Skylab 4 Space Station
Then came Apollo 11, the first of the manned lunar landings. And my brother, who had started his collection well before I did, received a photograph of the crew, autographed by the three of them: Neil Armstrong, Buzz Aldrin, and Michael Collins. It was his trump card. He reminded me every day that he had an autographed copy of the Apollo 11 crew, while I did not. All I had was an unautographed photograph of the Apollo 11 three, tossed to me one day in an insouciantly careless manner by my brother who said that he had no use for it any more, since he now had Neil Armstrong’s autograph. Oh, I had a bunch of other astronaut autographs. But none of them was the First Man on the Moon. It made me crazy with jealousy. Every time we had an argument, he ended it decisively by stating: Hah, I have Neil Armstrong’s autograph and you don’t!

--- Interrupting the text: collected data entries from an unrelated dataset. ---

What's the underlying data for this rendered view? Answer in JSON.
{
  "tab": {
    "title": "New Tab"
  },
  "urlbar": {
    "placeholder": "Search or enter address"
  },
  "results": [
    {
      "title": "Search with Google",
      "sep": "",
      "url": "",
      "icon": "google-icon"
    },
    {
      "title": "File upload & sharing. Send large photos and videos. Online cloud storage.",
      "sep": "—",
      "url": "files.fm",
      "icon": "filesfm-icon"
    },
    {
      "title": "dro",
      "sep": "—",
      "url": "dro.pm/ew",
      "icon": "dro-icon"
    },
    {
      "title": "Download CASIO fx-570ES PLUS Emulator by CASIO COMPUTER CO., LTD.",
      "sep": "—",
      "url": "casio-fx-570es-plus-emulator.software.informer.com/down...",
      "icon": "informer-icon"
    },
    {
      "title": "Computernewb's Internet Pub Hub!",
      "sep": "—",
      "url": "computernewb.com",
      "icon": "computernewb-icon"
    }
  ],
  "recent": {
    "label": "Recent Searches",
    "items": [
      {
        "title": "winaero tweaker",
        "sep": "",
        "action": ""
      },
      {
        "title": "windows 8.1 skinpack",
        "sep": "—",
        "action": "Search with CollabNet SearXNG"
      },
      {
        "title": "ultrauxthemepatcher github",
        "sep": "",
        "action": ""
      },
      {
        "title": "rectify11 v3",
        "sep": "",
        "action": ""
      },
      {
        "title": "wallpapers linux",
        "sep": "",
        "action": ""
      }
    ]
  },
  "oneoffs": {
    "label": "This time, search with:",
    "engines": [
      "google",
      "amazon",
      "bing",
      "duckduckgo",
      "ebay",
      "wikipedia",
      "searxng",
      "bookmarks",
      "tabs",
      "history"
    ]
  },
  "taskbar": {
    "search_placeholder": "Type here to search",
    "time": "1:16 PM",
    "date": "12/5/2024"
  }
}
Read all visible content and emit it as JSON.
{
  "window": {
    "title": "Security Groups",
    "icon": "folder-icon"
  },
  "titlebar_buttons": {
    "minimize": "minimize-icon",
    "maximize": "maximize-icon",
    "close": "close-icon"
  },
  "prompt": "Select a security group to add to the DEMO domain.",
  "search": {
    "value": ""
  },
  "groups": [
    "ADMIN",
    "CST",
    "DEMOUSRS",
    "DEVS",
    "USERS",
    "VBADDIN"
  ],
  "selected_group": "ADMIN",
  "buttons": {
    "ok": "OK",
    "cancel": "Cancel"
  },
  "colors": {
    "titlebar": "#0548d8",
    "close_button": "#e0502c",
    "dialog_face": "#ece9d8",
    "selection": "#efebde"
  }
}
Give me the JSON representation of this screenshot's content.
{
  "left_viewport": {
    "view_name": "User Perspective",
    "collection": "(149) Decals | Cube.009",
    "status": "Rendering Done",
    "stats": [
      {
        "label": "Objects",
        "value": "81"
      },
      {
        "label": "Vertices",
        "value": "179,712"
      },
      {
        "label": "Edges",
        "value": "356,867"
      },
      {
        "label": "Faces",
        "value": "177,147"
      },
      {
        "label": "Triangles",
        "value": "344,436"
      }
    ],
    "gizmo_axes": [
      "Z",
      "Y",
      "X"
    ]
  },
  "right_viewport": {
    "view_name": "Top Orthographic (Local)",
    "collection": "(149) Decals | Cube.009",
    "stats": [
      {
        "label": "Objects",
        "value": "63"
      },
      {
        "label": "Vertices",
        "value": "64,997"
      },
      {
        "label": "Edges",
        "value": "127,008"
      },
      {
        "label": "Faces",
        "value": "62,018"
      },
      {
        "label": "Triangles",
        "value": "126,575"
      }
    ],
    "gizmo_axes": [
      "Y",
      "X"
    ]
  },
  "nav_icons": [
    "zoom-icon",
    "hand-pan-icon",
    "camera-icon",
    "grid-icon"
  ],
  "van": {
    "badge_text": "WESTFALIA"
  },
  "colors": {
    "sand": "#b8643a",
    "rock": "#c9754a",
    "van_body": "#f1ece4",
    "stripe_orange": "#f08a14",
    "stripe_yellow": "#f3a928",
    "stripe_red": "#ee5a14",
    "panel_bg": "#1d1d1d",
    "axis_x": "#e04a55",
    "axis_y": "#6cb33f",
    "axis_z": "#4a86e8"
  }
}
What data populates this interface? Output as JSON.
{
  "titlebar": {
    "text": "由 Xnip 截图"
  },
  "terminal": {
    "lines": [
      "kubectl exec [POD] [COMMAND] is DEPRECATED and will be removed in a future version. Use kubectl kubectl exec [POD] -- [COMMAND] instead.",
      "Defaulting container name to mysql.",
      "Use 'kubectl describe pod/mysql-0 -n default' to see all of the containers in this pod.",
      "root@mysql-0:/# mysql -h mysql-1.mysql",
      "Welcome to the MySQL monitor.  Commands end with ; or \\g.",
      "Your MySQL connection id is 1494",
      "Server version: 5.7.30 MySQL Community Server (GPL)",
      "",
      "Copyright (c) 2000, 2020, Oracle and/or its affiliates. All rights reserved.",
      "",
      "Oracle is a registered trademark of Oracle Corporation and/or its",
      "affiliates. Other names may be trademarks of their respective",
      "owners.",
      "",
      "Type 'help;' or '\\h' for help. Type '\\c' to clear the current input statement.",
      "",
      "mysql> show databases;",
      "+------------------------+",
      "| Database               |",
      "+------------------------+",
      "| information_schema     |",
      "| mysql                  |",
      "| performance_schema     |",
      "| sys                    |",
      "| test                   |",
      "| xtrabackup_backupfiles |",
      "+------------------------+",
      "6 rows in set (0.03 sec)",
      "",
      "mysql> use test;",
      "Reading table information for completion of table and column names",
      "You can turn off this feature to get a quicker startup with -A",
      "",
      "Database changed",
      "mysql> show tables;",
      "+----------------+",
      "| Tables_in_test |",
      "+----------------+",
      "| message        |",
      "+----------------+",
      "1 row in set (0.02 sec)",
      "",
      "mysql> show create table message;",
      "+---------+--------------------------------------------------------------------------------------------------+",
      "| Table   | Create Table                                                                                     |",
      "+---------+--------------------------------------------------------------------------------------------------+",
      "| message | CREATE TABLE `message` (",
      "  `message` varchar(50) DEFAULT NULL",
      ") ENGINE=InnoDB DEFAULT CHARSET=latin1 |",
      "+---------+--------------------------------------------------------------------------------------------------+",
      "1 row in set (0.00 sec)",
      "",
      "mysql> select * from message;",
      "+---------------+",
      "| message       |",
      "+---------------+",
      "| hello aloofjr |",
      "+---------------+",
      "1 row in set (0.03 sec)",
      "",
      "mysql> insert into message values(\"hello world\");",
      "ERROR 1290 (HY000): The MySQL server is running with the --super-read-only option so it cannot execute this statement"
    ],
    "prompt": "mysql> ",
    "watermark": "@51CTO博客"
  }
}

It was more than what anybody could bear. I was determined: I would get Neil Armstrong’s autograph. That would show him. Hah!
Fast forward a couple of years. My interest in the space program continued, while my brother’s dimmed a bit as he moved on to other interests. He was still ahead, as far as he was concerned. He still had Neil Armstrong’s autograph. And I did not.
One hot summer’s day, I was browsing through magazines in the air conditioned comfort of the American Center Library in Madras. My eye caught a tiny news item tucked into the corner of a page: it stated that Neil Armstrong, first man on the moon, was now in Cincinnati Ohio , teaching engineering. That was all.
That was all it took. I went home and wrote a long, soulful, embarrassingly gushy letter to Neil Armstrong. I must have been no more than 13 years old. I told him how much I admired him and that I thought he was the bravest man in the universe. I elaborated on this theme for a couple of paragraphs. Then I told him that I had a nasty brother, one who goaded me on a daily basis that he had Neil Armstrong’s autograph while I did not. I begged him to set right this injustice. I asked him if he would send me an autographed photograph of himself. But not just that. That would merely even the playing field. I wanted to one-up my brother in a major way. Surely Mr. Armstrong, the bravest man in the universe, and possibly the kindest too, would understand? Could he personalize the autograph, write my name, perhaps? Please?
I mailed the letter. I addressed it to:
Neil Armstrong
First Man on the Moon
Professor of Engineering
Cincinnati, Ohio
United States of America
One month later, I received this in the mail.
Dear brother, I rest my case. I won the Space Race.
(All photographs are courtesy NASA, and are from my collection.)